Foolery--glad your porches aren't swinging low, you perky teenager, you. If only I was blessed with such porches... Damn genetics.

Chesapeake Bay Woman said...

Soup - exactly what i think of when i see these beauties. i wonder what sort of families lived there, and mourn the fact that we'll never know the entire story.more importantly i mourn the fact that these structures will succomb to the elements sealing the fact that we'll never know their story.

grandma j - you are describing exactly what my parents, who live in a 1900's farmhouse, do to this day. they partition off sections of the house and decide which ones to heat/air condition/ live in.

cats - we do need to get photos of that place. i believe i know exactly where you're talking about, and it would be a GREAT place to photograph. remind me about this and i'll do it.

foolery - i love you.
kaffy - i love you too.

Anonymous said...

When I look at the beautiful home, all I can think about is....the lipstick comments from the last blog. Can we revisit this topic? I pay a lot of money for glosses, liners and lipsticks that look natural, but dewey. Clorox clean-up (and a rag or sponge) works great, but then you still have to put them in the dishwasher. -middle sister

cats said...

hey sister of cbw,
I think cbw should do a dedication blog to make-up and lipstick. You are right. We spend a small fortune on trying to look great. Not everyone can be blessed with beautiful skin and lips that doesn't need any enhancements, like cbw. I spend an hour a day trying to look my best. She can get out of bed and go and she is a natural beauty. Sickening isn't it.

Chesapeake Bay Woman said...

Middle Sis: Dewy? There's so much I could say but I will take the high road and refrain.

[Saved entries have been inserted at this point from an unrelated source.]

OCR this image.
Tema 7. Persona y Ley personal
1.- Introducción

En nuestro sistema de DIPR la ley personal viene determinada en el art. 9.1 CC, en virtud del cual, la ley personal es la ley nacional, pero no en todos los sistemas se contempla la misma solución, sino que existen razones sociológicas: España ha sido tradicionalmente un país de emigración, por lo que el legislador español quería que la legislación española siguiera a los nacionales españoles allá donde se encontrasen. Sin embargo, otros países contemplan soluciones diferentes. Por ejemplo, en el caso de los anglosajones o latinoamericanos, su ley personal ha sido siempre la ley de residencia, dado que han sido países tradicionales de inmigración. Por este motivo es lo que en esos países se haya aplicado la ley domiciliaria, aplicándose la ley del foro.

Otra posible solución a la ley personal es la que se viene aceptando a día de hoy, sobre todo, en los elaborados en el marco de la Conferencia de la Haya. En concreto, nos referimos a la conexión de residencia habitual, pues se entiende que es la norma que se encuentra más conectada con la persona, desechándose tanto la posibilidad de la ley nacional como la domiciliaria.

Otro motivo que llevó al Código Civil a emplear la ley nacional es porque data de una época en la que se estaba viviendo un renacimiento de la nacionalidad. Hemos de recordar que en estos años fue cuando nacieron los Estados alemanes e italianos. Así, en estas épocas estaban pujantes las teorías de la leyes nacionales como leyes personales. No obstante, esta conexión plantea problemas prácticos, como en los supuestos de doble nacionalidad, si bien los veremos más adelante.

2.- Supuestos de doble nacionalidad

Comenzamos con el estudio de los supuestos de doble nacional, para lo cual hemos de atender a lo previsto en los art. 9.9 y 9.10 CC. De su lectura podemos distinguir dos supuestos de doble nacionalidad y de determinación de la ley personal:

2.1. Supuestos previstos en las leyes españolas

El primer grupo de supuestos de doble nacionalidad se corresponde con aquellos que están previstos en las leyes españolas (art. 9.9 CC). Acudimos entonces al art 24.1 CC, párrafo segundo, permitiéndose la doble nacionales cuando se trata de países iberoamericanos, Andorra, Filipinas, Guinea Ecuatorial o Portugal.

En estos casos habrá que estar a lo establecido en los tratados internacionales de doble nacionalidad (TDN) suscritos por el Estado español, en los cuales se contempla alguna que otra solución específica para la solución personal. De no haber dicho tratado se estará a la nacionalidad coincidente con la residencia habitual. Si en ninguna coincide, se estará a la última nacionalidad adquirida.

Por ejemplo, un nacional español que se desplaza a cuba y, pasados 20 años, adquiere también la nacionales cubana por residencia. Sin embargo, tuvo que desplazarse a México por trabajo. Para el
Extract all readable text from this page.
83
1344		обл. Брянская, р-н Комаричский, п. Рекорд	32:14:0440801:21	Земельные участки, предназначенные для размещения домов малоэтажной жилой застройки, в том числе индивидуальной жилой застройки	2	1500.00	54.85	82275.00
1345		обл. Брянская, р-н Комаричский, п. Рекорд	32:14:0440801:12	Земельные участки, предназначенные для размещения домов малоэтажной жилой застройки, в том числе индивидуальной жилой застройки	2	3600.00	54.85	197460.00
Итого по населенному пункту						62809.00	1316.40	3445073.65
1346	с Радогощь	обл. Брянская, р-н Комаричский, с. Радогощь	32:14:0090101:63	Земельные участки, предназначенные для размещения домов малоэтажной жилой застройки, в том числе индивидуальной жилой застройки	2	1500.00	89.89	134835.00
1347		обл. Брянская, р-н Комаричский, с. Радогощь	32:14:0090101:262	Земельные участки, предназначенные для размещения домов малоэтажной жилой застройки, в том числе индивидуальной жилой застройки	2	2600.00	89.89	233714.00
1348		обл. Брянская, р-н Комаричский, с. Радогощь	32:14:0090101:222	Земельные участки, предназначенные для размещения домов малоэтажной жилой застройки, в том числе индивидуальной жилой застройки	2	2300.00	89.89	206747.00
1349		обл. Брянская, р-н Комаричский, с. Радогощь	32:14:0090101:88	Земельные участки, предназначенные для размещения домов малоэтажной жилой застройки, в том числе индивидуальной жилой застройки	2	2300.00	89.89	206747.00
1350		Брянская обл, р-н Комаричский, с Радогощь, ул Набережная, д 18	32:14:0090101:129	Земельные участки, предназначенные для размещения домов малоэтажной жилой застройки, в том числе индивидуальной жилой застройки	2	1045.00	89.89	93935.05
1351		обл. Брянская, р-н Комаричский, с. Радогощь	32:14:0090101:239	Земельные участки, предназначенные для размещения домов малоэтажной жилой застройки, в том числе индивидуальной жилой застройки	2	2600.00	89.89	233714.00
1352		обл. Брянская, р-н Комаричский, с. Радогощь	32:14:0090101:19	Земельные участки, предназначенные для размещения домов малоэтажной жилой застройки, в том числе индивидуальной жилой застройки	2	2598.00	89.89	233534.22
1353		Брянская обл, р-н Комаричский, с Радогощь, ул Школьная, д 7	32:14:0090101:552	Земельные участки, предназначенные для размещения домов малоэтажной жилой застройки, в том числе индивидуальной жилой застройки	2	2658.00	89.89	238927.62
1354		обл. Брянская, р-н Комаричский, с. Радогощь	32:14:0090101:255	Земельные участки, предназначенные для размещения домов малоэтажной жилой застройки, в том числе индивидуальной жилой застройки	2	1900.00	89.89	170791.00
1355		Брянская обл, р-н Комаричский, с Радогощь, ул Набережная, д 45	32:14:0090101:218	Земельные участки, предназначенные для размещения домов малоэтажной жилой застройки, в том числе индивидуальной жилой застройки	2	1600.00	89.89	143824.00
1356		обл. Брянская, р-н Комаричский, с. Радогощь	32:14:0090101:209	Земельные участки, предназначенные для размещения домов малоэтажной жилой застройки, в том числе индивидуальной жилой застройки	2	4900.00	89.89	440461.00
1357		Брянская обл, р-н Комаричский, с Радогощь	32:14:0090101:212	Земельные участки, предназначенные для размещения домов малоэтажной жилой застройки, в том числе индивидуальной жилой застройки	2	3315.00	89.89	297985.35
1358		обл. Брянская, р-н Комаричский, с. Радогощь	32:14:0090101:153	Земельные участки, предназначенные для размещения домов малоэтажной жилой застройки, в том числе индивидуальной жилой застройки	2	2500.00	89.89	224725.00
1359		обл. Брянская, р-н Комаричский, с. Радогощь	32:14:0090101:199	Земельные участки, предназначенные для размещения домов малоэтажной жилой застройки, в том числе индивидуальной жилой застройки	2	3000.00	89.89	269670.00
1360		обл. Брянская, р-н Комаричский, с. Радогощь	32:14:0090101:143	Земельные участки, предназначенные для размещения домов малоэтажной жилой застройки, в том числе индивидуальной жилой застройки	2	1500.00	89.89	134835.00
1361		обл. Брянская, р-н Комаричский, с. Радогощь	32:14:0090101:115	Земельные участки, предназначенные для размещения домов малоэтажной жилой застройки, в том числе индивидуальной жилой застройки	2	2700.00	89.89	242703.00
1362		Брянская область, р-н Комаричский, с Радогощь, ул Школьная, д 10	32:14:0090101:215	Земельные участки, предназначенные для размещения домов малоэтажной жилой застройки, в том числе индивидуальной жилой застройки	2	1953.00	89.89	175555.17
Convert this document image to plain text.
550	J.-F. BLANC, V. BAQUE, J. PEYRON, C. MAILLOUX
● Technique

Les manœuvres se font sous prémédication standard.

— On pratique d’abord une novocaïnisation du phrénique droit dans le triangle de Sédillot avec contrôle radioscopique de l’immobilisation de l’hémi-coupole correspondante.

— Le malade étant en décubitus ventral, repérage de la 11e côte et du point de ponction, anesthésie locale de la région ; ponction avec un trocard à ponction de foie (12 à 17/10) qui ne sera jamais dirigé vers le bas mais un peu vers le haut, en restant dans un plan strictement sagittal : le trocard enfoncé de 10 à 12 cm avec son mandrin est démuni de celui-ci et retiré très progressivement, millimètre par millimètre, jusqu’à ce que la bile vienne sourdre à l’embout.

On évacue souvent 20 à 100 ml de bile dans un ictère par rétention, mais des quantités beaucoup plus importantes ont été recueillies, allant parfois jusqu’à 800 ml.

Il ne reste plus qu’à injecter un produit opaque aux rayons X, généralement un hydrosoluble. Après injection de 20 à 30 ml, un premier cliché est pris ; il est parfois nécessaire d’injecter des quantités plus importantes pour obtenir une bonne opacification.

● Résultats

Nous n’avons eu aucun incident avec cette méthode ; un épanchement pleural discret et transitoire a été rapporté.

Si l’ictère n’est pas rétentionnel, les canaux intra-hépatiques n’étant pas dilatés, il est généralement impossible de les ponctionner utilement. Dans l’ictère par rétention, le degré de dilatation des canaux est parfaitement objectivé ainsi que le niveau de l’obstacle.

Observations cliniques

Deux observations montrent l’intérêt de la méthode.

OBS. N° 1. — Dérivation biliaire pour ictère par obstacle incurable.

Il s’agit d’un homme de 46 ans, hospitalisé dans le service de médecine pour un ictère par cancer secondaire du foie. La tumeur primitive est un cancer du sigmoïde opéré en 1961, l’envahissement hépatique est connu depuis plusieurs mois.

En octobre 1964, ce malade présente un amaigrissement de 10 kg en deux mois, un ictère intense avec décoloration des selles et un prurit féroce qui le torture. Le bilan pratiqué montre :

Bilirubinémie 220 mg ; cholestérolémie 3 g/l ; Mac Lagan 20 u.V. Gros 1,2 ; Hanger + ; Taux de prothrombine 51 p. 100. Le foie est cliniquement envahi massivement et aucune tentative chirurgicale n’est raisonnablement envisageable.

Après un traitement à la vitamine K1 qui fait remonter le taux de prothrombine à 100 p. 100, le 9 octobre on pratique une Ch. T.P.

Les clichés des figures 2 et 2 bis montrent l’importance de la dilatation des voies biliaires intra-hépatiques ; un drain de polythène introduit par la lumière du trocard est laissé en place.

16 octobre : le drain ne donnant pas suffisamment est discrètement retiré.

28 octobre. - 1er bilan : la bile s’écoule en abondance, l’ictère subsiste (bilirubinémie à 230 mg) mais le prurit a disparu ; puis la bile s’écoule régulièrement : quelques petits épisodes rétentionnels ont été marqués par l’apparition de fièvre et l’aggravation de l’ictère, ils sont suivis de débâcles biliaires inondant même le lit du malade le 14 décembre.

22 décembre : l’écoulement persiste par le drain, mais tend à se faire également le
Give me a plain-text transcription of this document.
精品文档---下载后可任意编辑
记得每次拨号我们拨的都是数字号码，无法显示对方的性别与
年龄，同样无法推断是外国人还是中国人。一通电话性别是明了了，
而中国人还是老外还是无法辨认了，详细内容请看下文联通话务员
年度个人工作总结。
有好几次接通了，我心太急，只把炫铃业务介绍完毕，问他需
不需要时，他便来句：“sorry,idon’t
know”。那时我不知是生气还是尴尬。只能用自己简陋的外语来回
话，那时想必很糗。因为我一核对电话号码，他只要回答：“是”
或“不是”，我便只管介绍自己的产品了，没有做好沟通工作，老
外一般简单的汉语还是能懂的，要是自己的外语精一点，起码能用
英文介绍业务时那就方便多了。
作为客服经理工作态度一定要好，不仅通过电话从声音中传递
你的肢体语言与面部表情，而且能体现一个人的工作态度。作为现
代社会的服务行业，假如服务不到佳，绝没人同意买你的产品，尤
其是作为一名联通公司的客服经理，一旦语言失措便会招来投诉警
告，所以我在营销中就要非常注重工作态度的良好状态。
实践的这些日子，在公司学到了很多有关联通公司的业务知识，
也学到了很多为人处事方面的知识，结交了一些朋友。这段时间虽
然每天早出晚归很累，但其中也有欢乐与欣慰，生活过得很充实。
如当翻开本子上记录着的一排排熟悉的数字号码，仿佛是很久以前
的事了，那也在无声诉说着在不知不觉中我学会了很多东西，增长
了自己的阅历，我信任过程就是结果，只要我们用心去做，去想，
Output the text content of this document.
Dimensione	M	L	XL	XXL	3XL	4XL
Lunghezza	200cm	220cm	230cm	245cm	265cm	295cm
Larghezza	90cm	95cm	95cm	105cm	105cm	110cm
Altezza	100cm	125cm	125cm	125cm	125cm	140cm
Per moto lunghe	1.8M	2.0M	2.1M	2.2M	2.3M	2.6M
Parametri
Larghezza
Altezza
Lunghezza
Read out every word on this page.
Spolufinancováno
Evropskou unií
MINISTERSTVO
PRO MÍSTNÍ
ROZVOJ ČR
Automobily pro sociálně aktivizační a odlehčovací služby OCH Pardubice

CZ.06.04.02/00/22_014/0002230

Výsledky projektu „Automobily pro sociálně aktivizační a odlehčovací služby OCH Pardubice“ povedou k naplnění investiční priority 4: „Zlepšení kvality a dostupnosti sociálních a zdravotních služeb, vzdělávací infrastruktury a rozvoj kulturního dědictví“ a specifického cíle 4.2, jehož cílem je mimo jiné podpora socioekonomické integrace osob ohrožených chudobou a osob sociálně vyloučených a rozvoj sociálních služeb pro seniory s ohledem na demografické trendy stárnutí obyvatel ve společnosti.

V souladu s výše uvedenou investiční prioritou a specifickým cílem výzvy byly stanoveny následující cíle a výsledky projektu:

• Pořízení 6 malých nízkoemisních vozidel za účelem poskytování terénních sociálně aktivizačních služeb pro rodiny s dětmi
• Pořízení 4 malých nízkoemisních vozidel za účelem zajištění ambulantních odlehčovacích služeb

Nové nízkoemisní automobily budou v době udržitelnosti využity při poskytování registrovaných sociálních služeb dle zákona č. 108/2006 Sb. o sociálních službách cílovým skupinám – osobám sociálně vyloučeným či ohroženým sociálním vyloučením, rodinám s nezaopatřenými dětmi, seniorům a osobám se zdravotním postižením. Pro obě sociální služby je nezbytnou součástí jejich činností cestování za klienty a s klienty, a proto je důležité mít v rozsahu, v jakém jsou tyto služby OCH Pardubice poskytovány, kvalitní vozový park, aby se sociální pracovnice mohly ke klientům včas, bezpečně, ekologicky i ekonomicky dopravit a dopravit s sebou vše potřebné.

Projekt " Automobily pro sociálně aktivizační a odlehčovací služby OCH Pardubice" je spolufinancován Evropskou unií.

Dewy?

cats - Thanks.....I think.

Grandma J said...

BWAAA HA! My imaginination is running wild wondering just what CBW would say about Dewey if she took the low road!

Chesapeake Bay Woman said...

Middle Sis: Your little sis is here, and she has reminded me of QUITE THE STORY about your lips. I'm sure you remember it - would you care to stay on this topic or shall we move on to something else?

grandma j - It's so darn tempting to dive head first off the high road. Soooo tempting. Especially with Little Sis visiting tonight.